DCCCLXXIII
Rémission accordée à Charles de Saint-Gelais, écuyer, qui avait frappé d'un coup de couteau Louis Hervé, dit Foubert, de Chauray, parce qu'il lui avait donné un démenti. Ledit Hervé succomba aux suites de cette blessure.
- B AN JJ. 156, n° 95, fol. 53 v°
- a P. Guérin, Archives historiques du Poitou, 24, p. 390-392
Charles, etc. Savoir faisons à tous, presens et avenir, de la partie de Chariot de
Saint Gelais1, escuier, nous avoir
humblement esté exposé que, comme le lundi avant Pasques fleuries derrenierement
passées ot un an, le dit exposant feust ou village de Saint Gelais près de Saint
Maixent, ou pays de Poitou, ou quel lieu il eust oye la messe, et après ce se feust
departi de l'eglise pour aler à une chappelle de Nostre Dame estant ou dit village, et
en alant le droit chemin à la dicte chapelle, eust passé par devant l'ostel d'un [p. 391]
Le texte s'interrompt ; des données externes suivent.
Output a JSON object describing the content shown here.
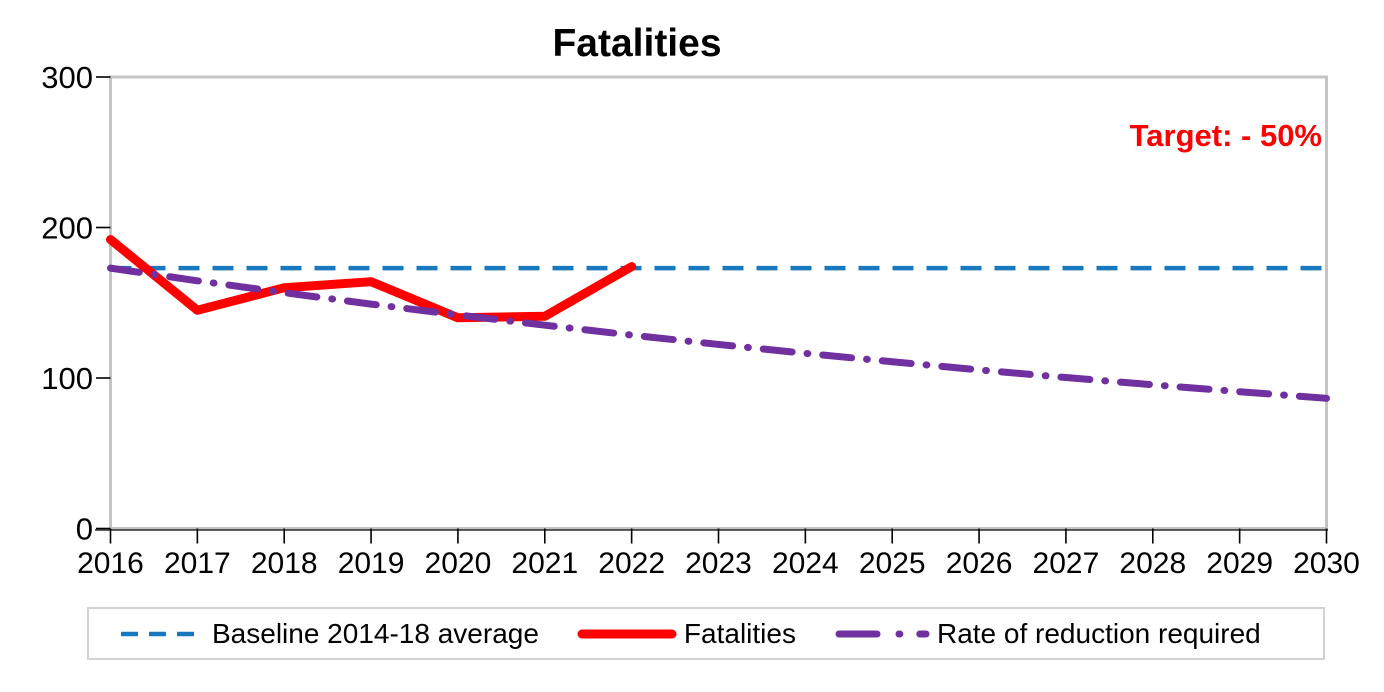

mareschal assiz en ycellui village, ou quel lieu il eust rencontré
d'aventure un appellé Loys Hervé, dit Foubert, du village de Chaurray, lequel avoit
donné menaces au munier dudit suppliant de le faire adjourner, si comme on avoit
rapporté à ycellui exposant. Et pour ce le dit exposant dist audit Loys qu'il avoit
meneacié de faire adjourner son dit munier, sanz cause raisonnable, et lui requist
qu'il s'en voulsist deporter, et le dit Loys respondi que point ne s'en deporteroit
pour le dit exposant. Sur quoy se meurent paroles contencieuses entre icellui
exposant, d'une part, et le dit Loys, d'autre, et tant que icellui Loys le desmenti,
dont le dit exposant qui est nobles homs et de grant et de bonne lignée et ancienne,
soy sentant injurié et comme esmeu et couroucié de ce que le dit Loys l'avoit
desmenti, tira un coustel qu!il avoit à sa sainture, de deux piez de long ou environ
en toutes choses, et par chaude cole fery du tranchant du dit costel un cop
sur la teste du dit Loys, tant qu'il lui fist une plaie ; et atant se departi le dit
exposant. Et le dit Loys en fut mené et lui fut sa dicte plaie appareilliée, et le
jour des grans Pasques prouchains après ensuivans, ala à son eglise parrochial et
chanta au lettrin en la dicte eglise, en aidant à dire illec la grant messe. Et le
mercredi prouchain ensuivant, ala en certain lieu assez près de son hostel, où il
avoit laboureurs qui lui aidoient à faire du chanvre, et se endormi ou dit lieu, sanz
estre autrement couvert que de ce qu'il avoit vestu ; et quant il fut resveillié, se
senti malade, telement qu'il ne se pot soustenir, et convint qu'il feust levé et mené
en son hostel, où il demoura malade au lit par l'espace de douze jours ou environ ; à
la fin du quel temps, il ala de vie à trespassement, pour cause de la plaie et
bleceure à lui faicte par le dit exposant. Pour laquelle chose le dit exposant, doubtant
rigueur de justice, s'est absenté du pays et n'y ose retourner, ainçois seroit en
adventure d'en estre exillié à touzjours, se par nous ne lui estoit sur ce impartie
nostre [p. 392] grace, si comme il dit, en nous humblement suppliant que, comme
ycellui exposant soit chargié de femme et de pluseurs enffans, et ait satisfait à
partie, et que en tous autres cas il soit de bonne fame et renommée, nous sur ce lui
vueillons pourveoir de nostre dicte grace. Pour quoy nous, ces choses considerées,
voulans misericorde estre preferée à rigueur de justice, à ycellui suppliant avons ou
dit cas remis, quictié et pardonné, etc. Si donnons en mandement par ces presentes au
bailli de Touraine et des ressors et Exempcions d'Anjou, de Poictou et du Maine, et à
tous noz autres justiciers, etc. Donné à Paris, ou mois de may l'an de grace mil
quatre cens et un, et de nostre regne le XXie.
Par le roy, monseigneur le conte de Nevers2, messire Regnaut
d'Angennes3, et pluseurs autres presens. Gauchier.